When you’re thinking about expanding your financial toolbox, you might want to think about money market accounts. Money market accounts tend to contain the best of both worlds, checking- and savings-account-wise. Money market accounts have a fixed interest rate that is usually higher than a savings account. The FDIC insures these accounts as well, providing extra stability. A money market account holder has the ability to withdraw using a limited check-writing capability. There are a lot of reasons that money market accounts can even offer the benefits they do in the first place. When deciding whether such an account is right for you, consider your own financial situation and goals. If growth is your goal, this could be for you. Money market accounts are important tools that more people should know about to be successful in reaching their financial aims.
What is a Money Market Account?
Money market accounts are not complex, but there are a lot to them. Banks issue these types of accounts. You receive access to these money market deposit accounts (MMDAs) via the bank. The MMDAs are insured, as mentioned, and they are part of a well-rounded portfolio. Money market accounts can offer more of a percentage yield than another financial tools because of their breadth. Money market accounts can invest in CDs (Certificates of Deposit), commercial paper, and government securities. Commercial paper finances accounts payable, the satisfaction of short-term liabilities, and inventories. Commercial paper is for corporations and other businesses. It functions in the short-term as a debt instrumentality. Government securities, another vehicle in which MMDAs invest, include treasury bills, savings bonds, treasury notes, and more. They are low risk and the government issues them.
The whole idea of a money market is that it operates between banks and other financial institutions to deliver loans. The loans are short-term. MMDAs seek to use your money to work in this industry. And the results are generally pretty profitable.
Rates of Money Market Accounts
But, as with pretty much every account, there will be variations in terms. The APY, which stands for annual percentage yield, is generally (though not always) in the two to three percent range. For example, as of now, Sallie Mae is at 2.20% APY. That means that, at the end of the annual term, your yield with be 2.20% of your deposit. If you deposited $100 into a money market account, you will get $2.20. That might not sound like a lot, but thinking in larger terms, it has the potential to be. Rates vary based on the financial institution.

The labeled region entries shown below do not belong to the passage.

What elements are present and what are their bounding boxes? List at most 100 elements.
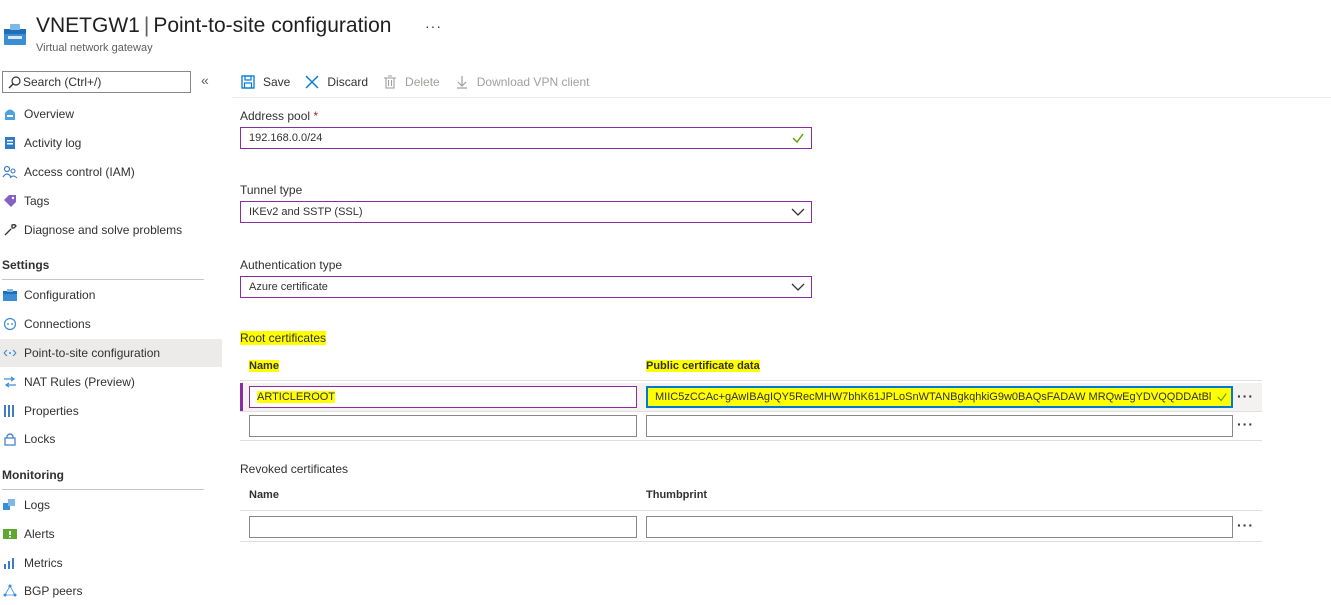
collapse-sidebar-button[interactable]: « [201, 72, 209, 88]
metrics-icon [2, 555, 18, 571]
search-icon [8, 76, 21, 89]
root-cert-data-input[interactable] [646, 415, 1233, 437]
sidebar-item-label: Access control (IAM) [24, 165, 135, 179]
table-divider [240, 510, 1262, 511]
blade-title: Point-to-site configuration [153, 14, 392, 37]
root-cert-name-input[interactable] [249, 415, 637, 437]
wrench-icon [2, 222, 18, 238]
download-label: Download VPN client [476, 75, 590, 89]
cell-value: MIIC5zCCAc+gAwIBAgIQY5RecMHW7bhK61JPLoSn… [655, 391, 1212, 403]
download-vpn-client-button[interactable]: Download VPN client [454, 74, 590, 90]
sidebar-item-bgp-peers[interactable]: BGP peers [0, 577, 222, 605]
sidebar-item-configuration[interactable]: Configuration [0, 281, 222, 309]
sidebar-item-label: NAT Rules (Preview) [24, 375, 135, 389]
revoked-certificates-heading: Revoked certificates [240, 462, 349, 476]
column-header-text: Public certificate data [646, 360, 760, 372]
monitoring-section-header: Monitoring [2, 468, 64, 482]
sidebar-item-label: Tags [24, 194, 50, 208]
row-more-actions-button[interactable]: ··· [1237, 517, 1254, 533]
sidebar-item-label: Properties [24, 404, 79, 418]
nat-rules-icon [2, 374, 18, 390]
sidebar-item-tags[interactable]: Tags [0, 187, 222, 215]
row-selection-marker [240, 383, 243, 411]
connections-icon [2, 316, 18, 332]
sidebar-item-diagnose[interactable]: Diagnose and solve problems [0, 216, 222, 244]
authentication-type-value: Azure certificate [249, 281, 328, 293]
command-bar: Save Discard Delete Download VPN client [240, 70, 603, 94]
row-more-actions-button[interactable]: ··· [1237, 388, 1254, 404]
close-icon [304, 74, 320, 90]
toolbar-divider [232, 97, 1331, 98]
revoked-cert-name-input[interactable] [249, 516, 637, 538]
settings-section-header: Settings [2, 258, 50, 272]
configuration-icon [2, 287, 18, 303]
search-input[interactable] [23, 74, 183, 90]
sidebar-item-locks[interactable]: Locks [0, 425, 222, 453]
properties-icon [2, 403, 18, 419]
page-header: VNETGW1 | Point-to-site configuration Virt… [0, 0, 1331, 60]
sidebar-item-point-to-site[interactable]: Point-to-site configuration [0, 339, 222, 367]
overview-icon [2, 106, 18, 122]
discard-label: Discard [327, 75, 369, 89]
delete-button[interactable]: Delete [382, 74, 440, 90]
sidebar-item-label: Configuration [24, 288, 96, 302]
sidebar-item-label: BGP peers [24, 584, 83, 598]
table-divider [240, 380, 1262, 381]
required-marker: * [313, 109, 319, 123]
sidebar-item-metrics[interactable]: Metrics [0, 549, 222, 577]
row-more-actions-button[interactable]: ··· [1237, 416, 1254, 432]
revoked-thumbprint-column-header: Thumbprint [646, 489, 708, 501]
root-certificates-heading: Root certificates [240, 331, 327, 345]
save-label: Save [263, 75, 291, 89]
sidebar-item-access-control[interactable]: Access control (IAM) [0, 158, 222, 186]
resource-type-subtitle: Virtual network gateway [36, 42, 153, 54]
sidebar-item-connections[interactable]: Connections [0, 310, 222, 338]
address-pool-value: 192.168.0.0/24 [249, 132, 323, 144]
root-cert-name-input[interactable]: ARTICLEROOT [249, 386, 637, 408]
authentication-type-label: Authentication type [240, 258, 343, 272]
sidebar-item-label: Locks [24, 432, 56, 446]
sidebar-item-label: Overview [24, 107, 75, 121]
root-cert-data-input[interactable]: MIIC5zCCAc+gAwIBAgIQY5RecMHW7bhK61JPLoSn… [646, 386, 1233, 408]
save-button[interactable]: Save [240, 74, 290, 90]
table-divider [240, 411, 1262, 412]
sidebar-item-label: Connections [24, 317, 91, 331]
save-icon [240, 74, 256, 90]
activity-log-icon [2, 135, 18, 151]
sidebar-item-label: Activity log [24, 136, 82, 150]
root-name-column-header: Name [249, 360, 279, 372]
checkmark-icon [1217, 393, 1227, 402]
sidebar-item-alerts[interactable]: Alerts [0, 520, 222, 548]
sidebar-item-logs[interactable]: Logs [0, 491, 222, 519]
sidebar-item-properties[interactable]: Properties [0, 397, 222, 425]
tunnel-type-value: IKEv2 and SSTP (SSL) [249, 206, 363, 218]
iam-icon [2, 164, 18, 180]
search-box[interactable] [2, 71, 191, 93]
root-data-column-header: Public certificate data [646, 360, 760, 372]
discard-button[interactable]: Discard [304, 74, 368, 90]
tunnel-type-dropdown[interactable]: IKEv2 and SSTP (SSL) [240, 201, 812, 223]
title-separator: | [143, 14, 150, 37]
sidebar-item-label: Alerts [24, 527, 55, 541]
address-pool-label-text: Address pool [240, 109, 311, 123]
cell-value: ARTICLEROOT [257, 391, 336, 403]
sidebar-item-label: Metrics [24, 556, 63, 570]
authentication-type-dropdown[interactable]: Azure certificate [240, 276, 812, 298]
section-divider [2, 489, 204, 490]
revoked-name-column-header: Name [249, 489, 279, 501]
revoked-cert-thumbprint-input[interactable] [646, 516, 1233, 538]
virtual-network-gateway-icon [4, 24, 26, 45]
more-actions-button[interactable]: ··· [425, 18, 442, 34]
sidebar-item-activity-log[interactable]: Activity log [0, 129, 222, 157]
page-title: VNETGW1 | Point-to-site configuration [36, 14, 391, 38]
address-pool-label: Address pool * [240, 109, 318, 123]
bgp-peers-icon [2, 583, 18, 599]
point-to-site-icon [2, 345, 18, 361]
address-pool-input[interactable]: 192.168.0.0/24 [240, 127, 812, 149]
tunnel-type-label: Tunnel type [240, 183, 303, 197]
root-certificates-title: Root certificates [240, 331, 327, 345]
sidebar-item-overview[interactable]: Overview [0, 100, 222, 128]
table-divider [240, 440, 1262, 441]
table-divider [240, 541, 1262, 542]
sidebar-item-nat-rules[interactable]: NAT Rules (Preview) [0, 368, 222, 396]
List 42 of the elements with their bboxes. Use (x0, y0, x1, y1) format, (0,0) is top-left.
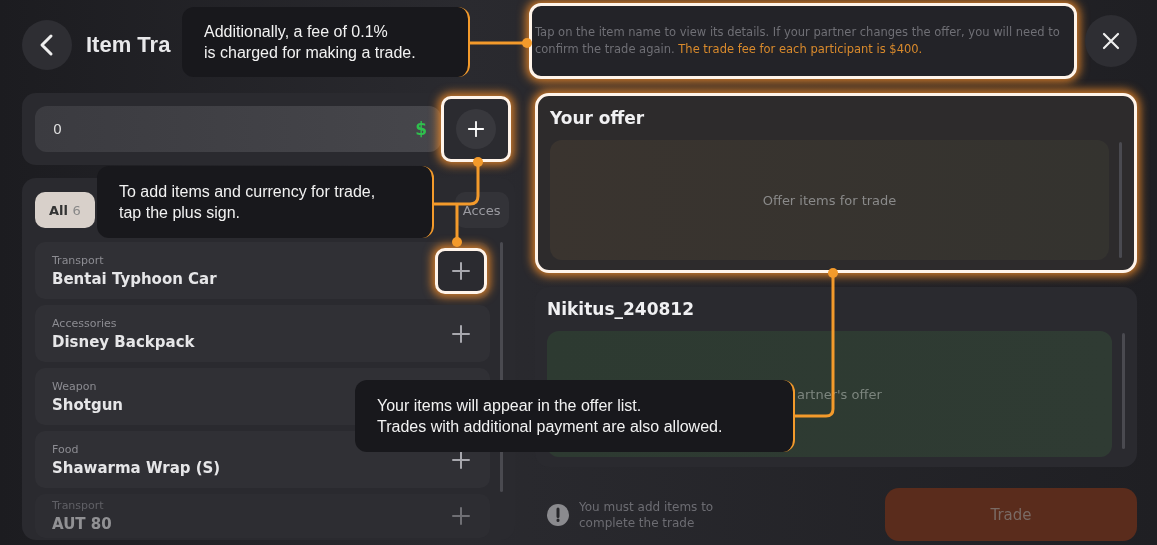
info-text: Tap on the item name to view its details. If your partner changes the offer, you will need to confirm the trade again. The trade fee for each participant is $400. (535, 24, 1061, 58)
plus-icon (451, 449, 471, 470)
item-category: Food (52, 442, 80, 456)
offer-title: Your offer (550, 108, 646, 130)
plus-icon (451, 506, 471, 526)
scrollbar[interactable] (1119, 142, 1122, 258)
item-row[interactable]: Transport Bentai Typhoon Car (35, 242, 490, 299)
dollar-sign: $ (415, 119, 427, 139)
item-row[interactable]: Accessories Disney Backpack (35, 305, 490, 362)
warning-icon (547, 503, 569, 526)
item-category: Accessories (52, 316, 118, 330)
connector-dot (452, 237, 462, 247)
item-name[interactable]: AUT 80 (52, 515, 112, 533)
offer-placeholder: Offer items for trade (762, 192, 897, 208)
item-name[interactable]: Shotgun (52, 395, 124, 414)
item-name[interactable]: Shawarma Wrap (S) (52, 458, 221, 477)
connector-dot (473, 157, 483, 167)
plus-icon (451, 323, 471, 344)
category-tab[interactable]: All 6 (35, 192, 95, 228)
connector-dot (828, 268, 838, 278)
item-category: Weapon (52, 379, 98, 393)
add-item-button[interactable] (435, 247, 487, 294)
currency-field[interactable]: 0 $ (35, 106, 441, 152)
chevron-left-icon (39, 33, 55, 57)
item-name[interactable]: Disney Backpack (52, 332, 195, 351)
plus-icon (451, 260, 471, 281)
tooltip-text: To add items and currency for trade, tap the plus sign. (119, 182, 376, 223)
plus-icon (467, 120, 485, 138)
page-title: Item Tra (86, 32, 171, 58)
category-tab[interactable]: Acces (454, 192, 509, 228)
close-button[interactable] (1085, 15, 1137, 67)
item-name[interactable]: Bentai Typhoon Car (52, 269, 217, 288)
item-category: Transport (52, 253, 105, 267)
offer-title: Nikitus_240812 (547, 299, 695, 321)
close-icon (1102, 32, 1120, 50)
tooltip-text: Additionally, a fee of 0.1% is charged for making a trade. (204, 22, 416, 63)
connector-dot (522, 38, 532, 48)
warning-text: You must add items to complete the trade (579, 498, 715, 531)
add-button[interactable] (441, 96, 511, 162)
scrollbar[interactable] (1122, 333, 1125, 449)
back-button[interactable] (22, 20, 72, 70)
drop-field[interactable]: Offer items for trade (550, 140, 1109, 260)
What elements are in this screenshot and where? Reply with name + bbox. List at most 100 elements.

Fees and Limitations on Money Market Accounts
There are also fees and limits on MMDAs. While MMDAs give you more liquidity than bonds, they are not as liquid as checking accounts. There is a minimum deposit required to create a money market account. That can range from $1 to even $1,000. You also can incur a monthly fee if you do not make a deposit. In the defense of institutions requiring a $1,000 deposit, they usually do not charge monthly fees if you leave your account alone. There are also restrictions on the amount of withdrawals a holder can make over a certain time period.
Finding a Good Financial Institution
When looking for a good financial institution that offers money market accounts, you should compare rates. Compare rates and limitations, as well as terms, to decide whether it is right for you. Also, look at the minimum deposit rate. If the deposit requirement is high but the terms are, otherwise, favorable, you may want to save up before opening a money market account. As always, look at credit unions’ and financial analyst sites’ reviews to make sure there is no predatory behavior at the bank.
Advantages of Money Market Accounts
Money market accounts offer security and more liquidity. They have a larger range of financial depth than other accounts. They operate in the money market, so MMDA investments can work with all those financial tools. The percentage yield is higher than a savings account.
Hopefully, money market accounts have some more clarity now. These financial accounts provide a lot of benefits, and they accrue a higher annual yield and are secured and insured by the FDIC. Note that there are some fees and minimum requirements you may need to observe, depending on the financial institution. Money market accounts have better rates (usually) because there is a lower cost due to no office buildings, but that doesn’t eschew fees completely. The process isn’t too difficult. It is definitely something to think about if your financial goals involve growth (which they should).